George is currently inbetween gigs and holding court at his parents house in Galesburg, in the same bedroom where we once defeated a pirate horde, descended into the Stygian Abyss, fought our way to the Codex of Infinite Wisdom, and heard those words every aspiring nerd dreamed of, "Congratulations, thou hast completed Ultima IV." The other day, George called to see if I wanted a guest for the weekend, and I couldn't have been happier to invite him up.
This was a big deal for me. It's not often that I get to see any of the old nerd clique, let alone have the chance to introduce them to my current friends, who were most eager to meet this King of the Nerds I'd been telling stories of for years on end.
But what exactly does one DO when two worlds collide? I spent four years at college listening to my big-city friends berate the Quad Cities daily. Listening to them, you'd have thought we were all trapped in Hayseed Alley with little to do but watch the river roll by. Truth be told, there's a LOT of stuff to do in the Quad Cities, and this was one of our most option-filled weekends of the year.
We could have gone to the John Deere Classic. We could have gone to Doc's Inn to see the Too White Crew. We could have gone down to the District and had our faces melted off by bass at Patrick Rifley's Digital Circus. We could have driven out to the greatest concert venue in the world, Codfish Hollow, to see legendary indie chanteuse Jenny Lewis. We could have watched the most epic tug-of-war in the USA. We could have gone to any number of theaters, comedy clubs, arcade bars, or dance floors at our disposal.
Instead, we ended up at a hog confinery.
After George arrived, the two of us met up with my friends Jason and Dianna for some outstanding Mongolian barbecue. Dianna surprised us all by showing up in a new car that she'd just bought that day.
"Want to take it around the block?" she asked as we left the restaurant. Aimless drive? Heck yes.

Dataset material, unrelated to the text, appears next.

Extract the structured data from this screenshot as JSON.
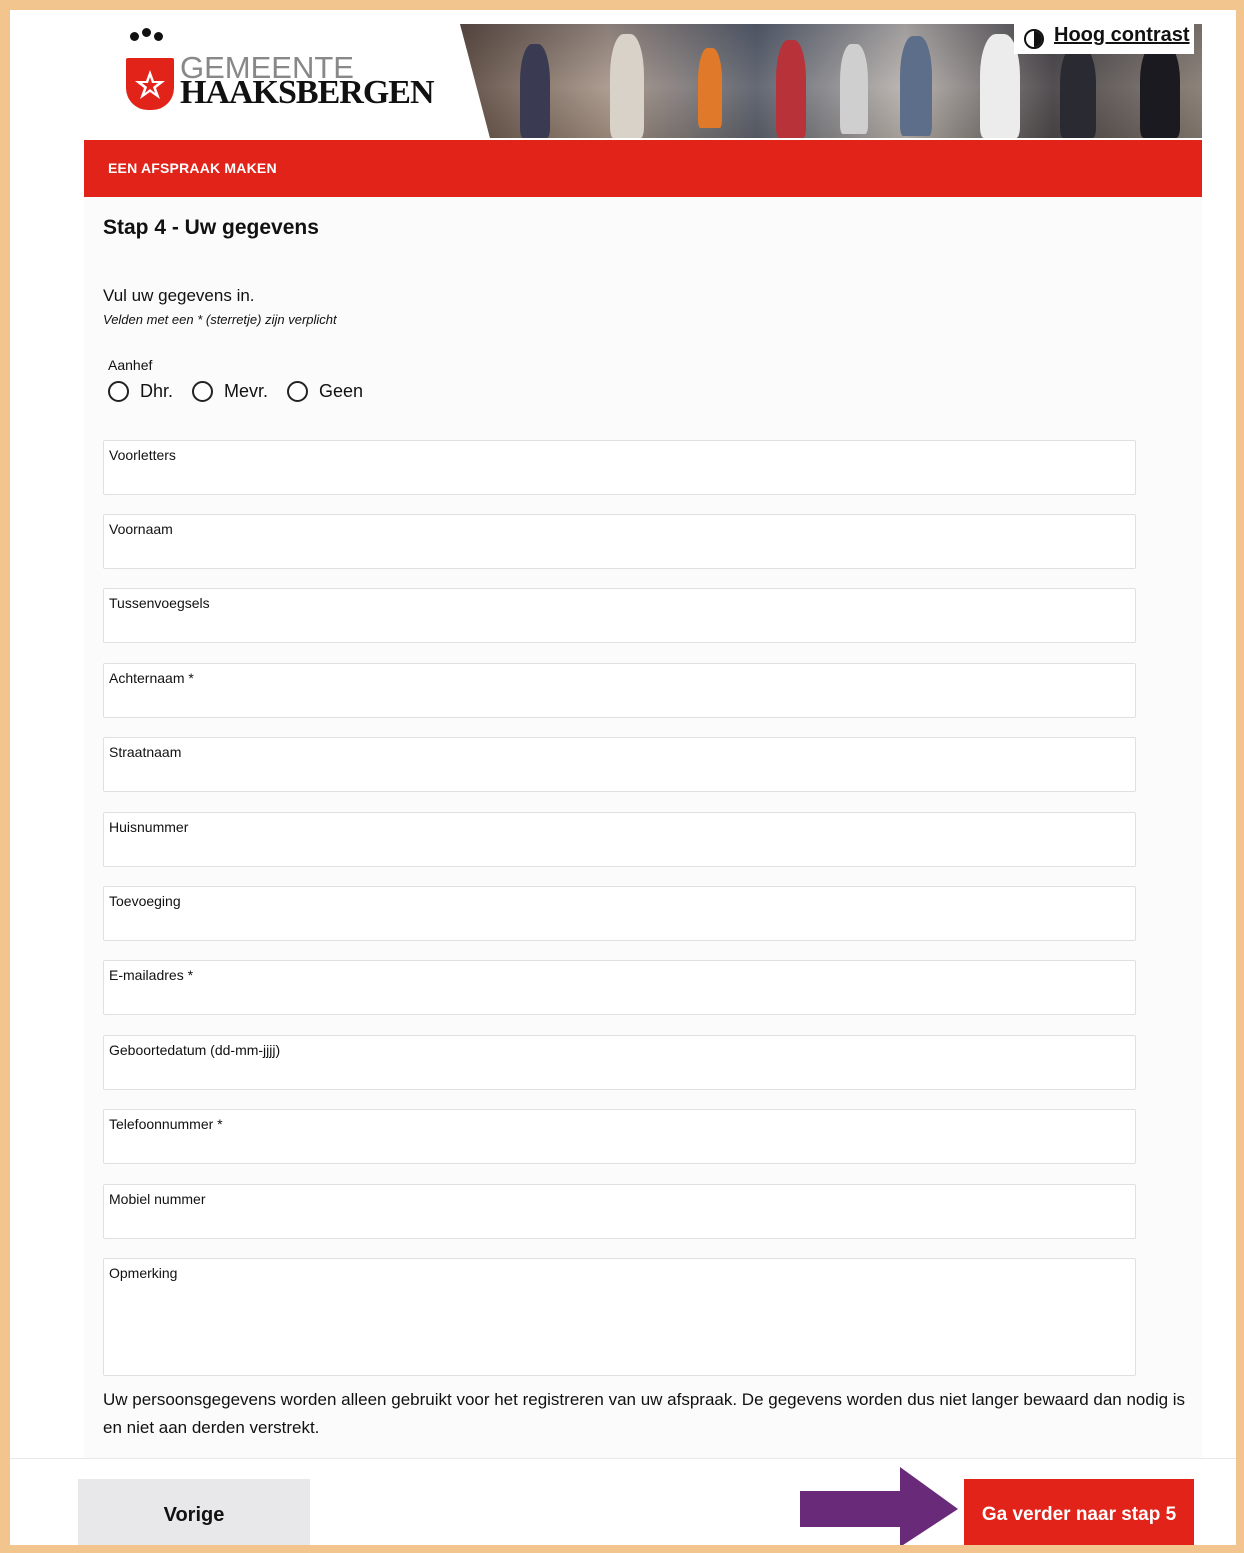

As we hopped in her car, somebody mentioned the meteor shower happening that night. Instantly, Jason had his phone out and was accessing an app that points you towards nearby light-pollution free zones for ideal stargazing.
Driving towards darkness, I mentioned having seen Jupiter hanging out by the Moon a few days prior.
"I'm so out of touch I can't even remember whether Jupiter or Saturn is closer to Earth," Jason said.
"My very educated mother just served us nine pizzas," replied Dianna.
"WHAT?" we all said in unison.
It turns out it's a mnemonic device I'd never heard of. My Very Educated Mother Just Served Us Nine Pizzas. Mercury, Venus, Earth, Mars, Jupiter, Saturn, Uranus, Neptune, Pluto.
"Shouldn't it be my-very-educated-mother-just-served-us-nothing?" asked George. "Pluto's been uninvited to the party."
"Technically," I said, "the whole thing's poor grammar. Shouldn't it be 'my WELL-educated mother'?"
Jason looked at me with a smirk. "Only if you want a planet named Wenus."
It started with giggles, then soon the whole car was bouncing with laughter. Within minutes, we were pondering if men are from Mars, would women still be from Wenus? Likely not. At some point, I led the car in a sing-along of "I'm your wenus, I'm your fire, what's your desire?"
Eventually, we found our dark sky, which most certainly did NOT involve pulling off and trespassing at some kindly farmer's hog confinery without said kindly farmer's knowledge. Many laughs were shared. George, never one for the outdoors, saw his first ever meteor. It was nothing shy of perfect.
The Quad Cities has a lot to do if you look hard enough. But I'll trade it all for a night of immature laughs with real friends. George and I were outcasts 20 years ago, and maybe my friends and I are still outcasts today. If that means more nights like this, score one for the outcasts.